Berapa banyak ikan yang harus saya makan?

American Heart Association merekomendasikan agar orang makan ikan setidaknya dua kali seminggu. Mereka menyarankan 3 porsi 5 ons, lebih disukai ikan yang memiliki asam lemak omega-3 tinggi seperti salmon, herring, atau trout.

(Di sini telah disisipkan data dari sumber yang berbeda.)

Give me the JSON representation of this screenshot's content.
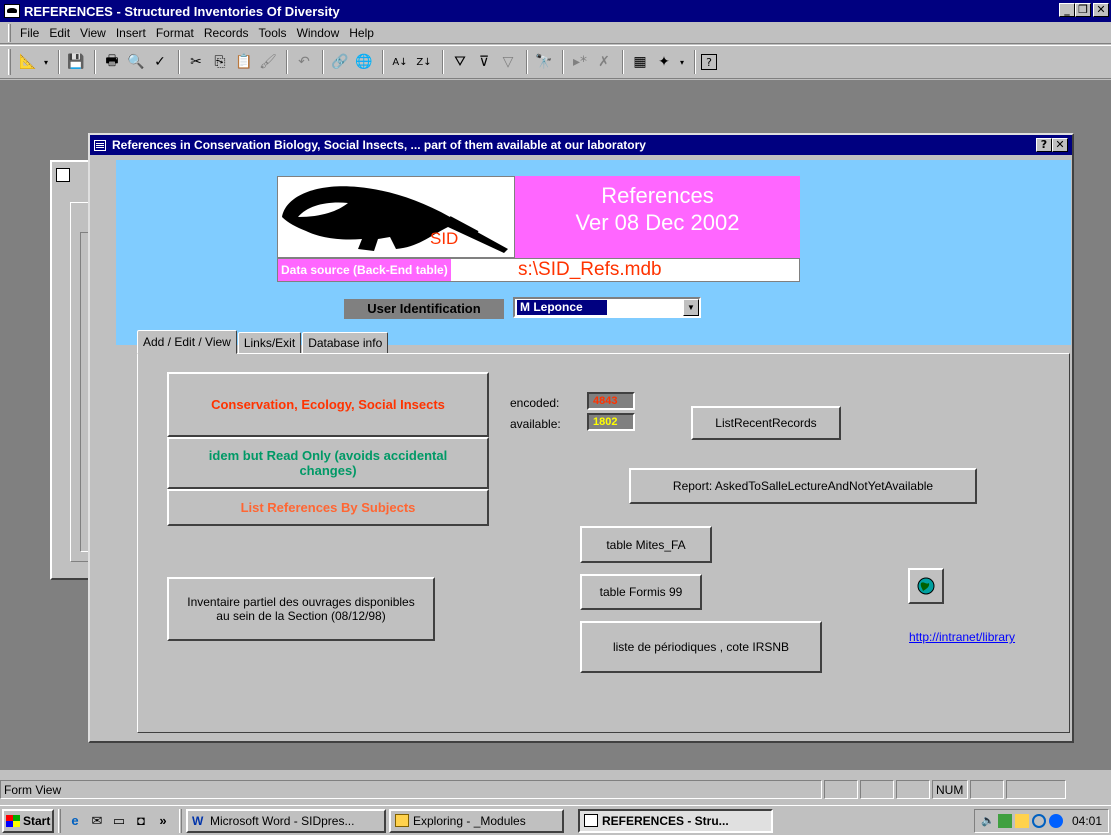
{
  "app": {
    "title": "REFERENCES - Structured Inventories Of Diversity",
    "win_buttons": [
      "_",
      "❐",
      "✕"
    ]
  },
  "menu": {
    "items": [
      {
        "label": "File"
      },
      {
        "label": "Edit"
      },
      {
        "label": "View"
      },
      {
        "label": "Insert"
      },
      {
        "label": "Format"
      },
      {
        "label": "Records"
      },
      {
        "label": "Tools"
      },
      {
        "label": "Window"
      },
      {
        "label": "Help"
      }
    ]
  },
  "toolbar": {
    "icons": [
      "design-view-icon",
      "save-icon",
      "print-icon",
      "print-preview-icon",
      "spelling-icon",
      "cut-icon",
      "copy-icon",
      "paste-icon",
      "format-painter-icon",
      "undo-icon",
      "insert-hyperlink-icon",
      "web-toolbar-icon",
      "sort-ascending-icon",
      "sort-descending-icon",
      "filter-by-selection-icon",
      "filter-by-form-icon",
      "apply-filter-icon",
      "find-icon",
      "new-record-icon",
      "delete-record-icon",
      "database-window-icon",
      "new-object-icon",
      "help-icon"
    ]
  },
  "form": {
    "title": "References in Conservation Biology, Social Insects, ... part of them available at our laboratory",
    "help_button": "?",
    "close_button": "✕",
    "logo_text": "SID",
    "version_line1": "References",
    "version_line2": "Ver 08 Dec 2002",
    "data_source_label": "Data source (Back-End table)",
    "data_source_value": "s:\\SID_Refs.mdb",
    "user_label": "User Identification",
    "user_value": "M Leponce",
    "tabs": [
      {
        "label": "Add / Edit / View",
        "active": true
      },
      {
        "label": "Links/Exit",
        "active": false
      },
      {
        "label": "Database info",
        "active": false
      }
    ],
    "buttons": {
      "conservation": "Conservation, Ecology, Social Insects",
      "readonly": "idem but Read Only (avoids accidental changes)",
      "by_subjects": "List References By Subjects",
      "inventaire": "Inventaire partiel des ouvrages disponibles au sein de la Section (08/12/98)",
      "recent": "ListRecentRecords",
      "report": "Report: AskedToSalleLectureAndNotYetAvailable",
      "mites": "table Mites_FA",
      "formis": "table Formis 99",
      "periodiques": "liste de périodiques , cote IRSNB"
    },
    "counts": {
      "encoded_label": "encoded:",
      "encoded_value": "4843",
      "available_label": "available:",
      "available_value": "1802"
    },
    "link": "http://intranet/library"
  },
  "colors": {
    "title_bar": "#000080",
    "sky": "#80ccff",
    "pink": "#ff66ff",
    "orange_red": "#ff3300",
    "teal": "#009966",
    "orange": "#ff6633",
    "yellow": "#ffff00"
  },
  "statusbar": {
    "text": "Form View",
    "num": "NUM"
  },
  "taskbar": {
    "start": "Start",
    "chevron": "»",
    "tasks": [
      {
        "label": "Microsoft Word - SIDpres..."
      },
      {
        "label": "Exploring - _Modules"
      },
      {
        "label": "REFERENCES - Stru..."
      }
    ],
    "clock": "04:01"
  }
}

Ada kekhawatiran tentang wanita hamil mendapatkan terlalu banyak merkuri dari ikan yang mereka makan. Wanita hamil harus membatasi konsumsi tuna sampai 6 ons yang disajikan tiga kali dalam sebulan, dan batasi cod sampai enam porsi sebulan, menurut National Resources Defense Council.

Takeaway

Semua ikan mengandung beberapa kolesterol, tapi mereka bisa menjadi bagian dari diet sehat jantung. Menariknya, ada juga bukti yang menunjukkan bahwa pola makan nabati, tidak termasuk ikan, bermanfaat untuk mengelola risiko penyakit kronis. Untuk mengetahui makanan terbaik bagi Anda untuk makan untuk membantu mengelola kesehatan dan kolesterol Anda, termasuk ikan, bicarakan dengan dokter Anda. Mereka dapat memberikan panduan, atau mereka bisa merujuk Anda ke ahli diet terdaftar, yang dapat membuat rencana diet hanya untuk Anda.